(GIBOYER MARÉCHAL.)
MARÉCHAL
Qu'en pensez-vous, monsieur de Boyergi ?
GIBOYER
De quoi, monsieur ?
MARÉCHAL
Du choix qu'on fait d'un protestant pour débiter mon… votre… le discours?
GIBOYER
Ces messieurs le regardent comme un hommage éclatant rendu à la vérité ; moi, je pense qu'il fournira un bel exorde à la réponse. (D'un ton oratoire.)

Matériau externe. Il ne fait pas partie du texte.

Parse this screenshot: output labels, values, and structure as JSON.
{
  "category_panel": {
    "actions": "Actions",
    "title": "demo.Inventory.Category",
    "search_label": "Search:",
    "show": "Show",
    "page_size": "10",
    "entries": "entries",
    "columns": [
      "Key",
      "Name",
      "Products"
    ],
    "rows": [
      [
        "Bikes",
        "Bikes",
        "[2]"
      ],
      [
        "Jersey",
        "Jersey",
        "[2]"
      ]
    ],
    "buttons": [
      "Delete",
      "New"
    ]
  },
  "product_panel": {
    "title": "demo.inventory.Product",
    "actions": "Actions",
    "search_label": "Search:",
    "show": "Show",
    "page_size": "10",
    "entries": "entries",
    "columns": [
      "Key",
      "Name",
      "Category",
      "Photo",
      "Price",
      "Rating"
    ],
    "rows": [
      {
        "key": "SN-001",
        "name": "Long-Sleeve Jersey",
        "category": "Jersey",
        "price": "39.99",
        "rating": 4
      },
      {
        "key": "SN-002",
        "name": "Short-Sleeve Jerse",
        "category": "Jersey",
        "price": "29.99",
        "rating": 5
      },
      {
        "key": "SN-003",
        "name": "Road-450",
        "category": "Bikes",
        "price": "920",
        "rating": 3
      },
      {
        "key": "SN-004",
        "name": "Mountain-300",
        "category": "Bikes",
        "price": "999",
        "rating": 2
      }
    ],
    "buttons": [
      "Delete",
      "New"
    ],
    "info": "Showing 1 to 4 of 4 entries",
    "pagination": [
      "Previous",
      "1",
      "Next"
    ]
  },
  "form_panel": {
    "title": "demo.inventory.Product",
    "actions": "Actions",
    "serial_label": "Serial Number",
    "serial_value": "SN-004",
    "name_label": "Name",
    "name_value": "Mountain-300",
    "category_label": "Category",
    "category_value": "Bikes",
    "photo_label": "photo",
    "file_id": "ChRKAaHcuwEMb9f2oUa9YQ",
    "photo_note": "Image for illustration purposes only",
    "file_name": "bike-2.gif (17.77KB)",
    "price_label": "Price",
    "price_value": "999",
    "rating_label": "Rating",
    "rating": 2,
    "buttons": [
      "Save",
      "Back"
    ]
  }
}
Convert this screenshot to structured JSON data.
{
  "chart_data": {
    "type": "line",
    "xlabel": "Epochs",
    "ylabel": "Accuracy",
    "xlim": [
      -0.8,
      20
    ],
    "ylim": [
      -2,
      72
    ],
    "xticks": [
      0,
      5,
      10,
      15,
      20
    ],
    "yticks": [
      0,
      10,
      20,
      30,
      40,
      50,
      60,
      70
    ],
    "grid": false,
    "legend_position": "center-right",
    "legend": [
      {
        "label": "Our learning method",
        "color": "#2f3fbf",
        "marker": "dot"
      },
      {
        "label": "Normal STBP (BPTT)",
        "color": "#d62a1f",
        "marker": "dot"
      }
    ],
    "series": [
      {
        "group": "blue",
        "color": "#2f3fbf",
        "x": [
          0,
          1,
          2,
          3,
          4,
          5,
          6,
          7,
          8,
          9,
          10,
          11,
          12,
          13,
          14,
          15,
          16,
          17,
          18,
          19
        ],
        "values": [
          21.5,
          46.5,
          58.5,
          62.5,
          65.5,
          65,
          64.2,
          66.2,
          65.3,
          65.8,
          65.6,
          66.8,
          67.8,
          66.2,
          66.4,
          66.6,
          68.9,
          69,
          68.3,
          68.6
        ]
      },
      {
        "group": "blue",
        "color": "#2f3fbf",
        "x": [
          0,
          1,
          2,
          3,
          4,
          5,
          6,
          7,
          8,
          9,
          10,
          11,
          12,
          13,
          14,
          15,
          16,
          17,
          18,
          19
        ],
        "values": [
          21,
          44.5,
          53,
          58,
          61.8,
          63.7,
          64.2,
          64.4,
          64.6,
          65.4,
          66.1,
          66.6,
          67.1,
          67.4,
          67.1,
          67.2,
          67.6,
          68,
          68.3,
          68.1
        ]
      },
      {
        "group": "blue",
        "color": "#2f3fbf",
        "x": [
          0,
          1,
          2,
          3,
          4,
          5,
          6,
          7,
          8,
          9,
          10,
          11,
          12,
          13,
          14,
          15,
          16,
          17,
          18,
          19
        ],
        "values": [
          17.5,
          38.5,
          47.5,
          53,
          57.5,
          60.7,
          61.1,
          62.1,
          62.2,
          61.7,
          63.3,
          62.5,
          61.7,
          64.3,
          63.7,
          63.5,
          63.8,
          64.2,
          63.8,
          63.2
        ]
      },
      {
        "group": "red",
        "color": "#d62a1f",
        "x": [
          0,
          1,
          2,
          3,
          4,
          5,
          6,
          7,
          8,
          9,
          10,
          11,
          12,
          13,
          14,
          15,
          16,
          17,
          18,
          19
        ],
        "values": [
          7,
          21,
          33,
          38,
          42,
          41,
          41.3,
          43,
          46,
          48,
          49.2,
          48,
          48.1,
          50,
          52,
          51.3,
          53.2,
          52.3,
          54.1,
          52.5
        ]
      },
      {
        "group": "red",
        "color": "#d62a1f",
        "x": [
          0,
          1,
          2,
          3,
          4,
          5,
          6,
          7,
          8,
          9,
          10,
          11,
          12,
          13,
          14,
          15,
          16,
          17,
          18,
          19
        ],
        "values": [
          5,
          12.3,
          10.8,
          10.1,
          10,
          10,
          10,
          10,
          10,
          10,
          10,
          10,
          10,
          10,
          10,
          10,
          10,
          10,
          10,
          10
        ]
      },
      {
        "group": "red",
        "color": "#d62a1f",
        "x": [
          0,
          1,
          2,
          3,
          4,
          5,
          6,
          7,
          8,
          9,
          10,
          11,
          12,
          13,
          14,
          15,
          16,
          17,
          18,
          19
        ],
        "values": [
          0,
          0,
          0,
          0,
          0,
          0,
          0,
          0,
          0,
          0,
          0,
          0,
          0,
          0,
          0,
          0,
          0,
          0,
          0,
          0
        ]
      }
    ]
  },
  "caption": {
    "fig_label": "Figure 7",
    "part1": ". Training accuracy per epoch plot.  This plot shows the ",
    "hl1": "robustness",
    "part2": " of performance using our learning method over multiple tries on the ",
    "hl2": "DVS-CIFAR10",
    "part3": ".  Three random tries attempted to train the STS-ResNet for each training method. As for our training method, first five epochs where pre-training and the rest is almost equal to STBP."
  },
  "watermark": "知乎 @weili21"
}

Eh quoi ! messieurs, c'est un protestant que vous venez d'entendre? Mais, s'il est sincère, la première chose qu'il ait à faire en sortant d'ici, c'est d'abjurer.
MARÉCHAL
C'est vrai ! Je vous demande un peu qu'est-ce que c'est qu'un protestant qui ne proteste pas?
GIBOYER
Ce que c'est, messieurs ? C'est le plus grave symptôme d'indifférence religieuse qu'ait encore donné notre époque ! Vous êtes plus avant que nous-mêmes dans la religion philosophique. Le choix de votre orateur est un aveu : le moyen âge est mort, et c'est vous qui posez la dernière pierre de son tombeau. Que parlez-vous de le ressusciter ?
MARÉCHAL
Bravo ! bravo ! je donnerais cent mille francs de ma poche pour qu'on jetât cela au nez de l'intrigant qui m'a supplanté.
GIBOYER
Le fait est que ces messieurs se sont cruellement joués de vous !
MARÉCHAL
C'est une indignité !
GIBOYER
Une mystification. Ils vous traitent comme un Cassandre.
MARÉCHAL
Je leur ferai voir si j'en suis un.
GIBOYER
Ils vous couvrent d'un ridicule à n'oser plus vous montrer.
MARÉCHAL
Ils ne le porteront pas en paradis.
GIBOYER
Malheureusement, vous ne pouvez rien contre eux.
MARÉCHAL
On ne sait pas !
GIBOYER (à demi voix.)
Il y aurait bien une belle vengeance à tirer.
MARÉCHAL
Laquelle?
GIBOYER
Ce serait de répondre.
MARÉCHAL
Moi ?
GIBOYER
De les foudroyer.
MARÉCHAL
Ah! si je le pouvais !
GIBOYER
Il ne vous manque- qu'un foudre… On; peut vous le procurer.
MARÉCHAL
Qui ? vous?
GIBOYER
Non, je ne suis pas de. force. Je ne connais qu'un homme capable de rétorquer mon discours; c'est mon neveu.
MARÉCHAL
Le petit Gérard?
GIBOYER
Lui-même.
MARÉCHAL
Mais il le trouvait sans réplique?
GIBOYER
Il a réfléchi depuis, et il me l'a démoli à- moi pièce par pièce. Vous le dirai-je? Il a si bien retourné mes idées, que j'abandonne le parti et vais donner demain ma démission de rédacteur en chef.
MARÉCHAL
Bah! Maximilien vous a converti à ce point? Mais alors il me ferait un discours…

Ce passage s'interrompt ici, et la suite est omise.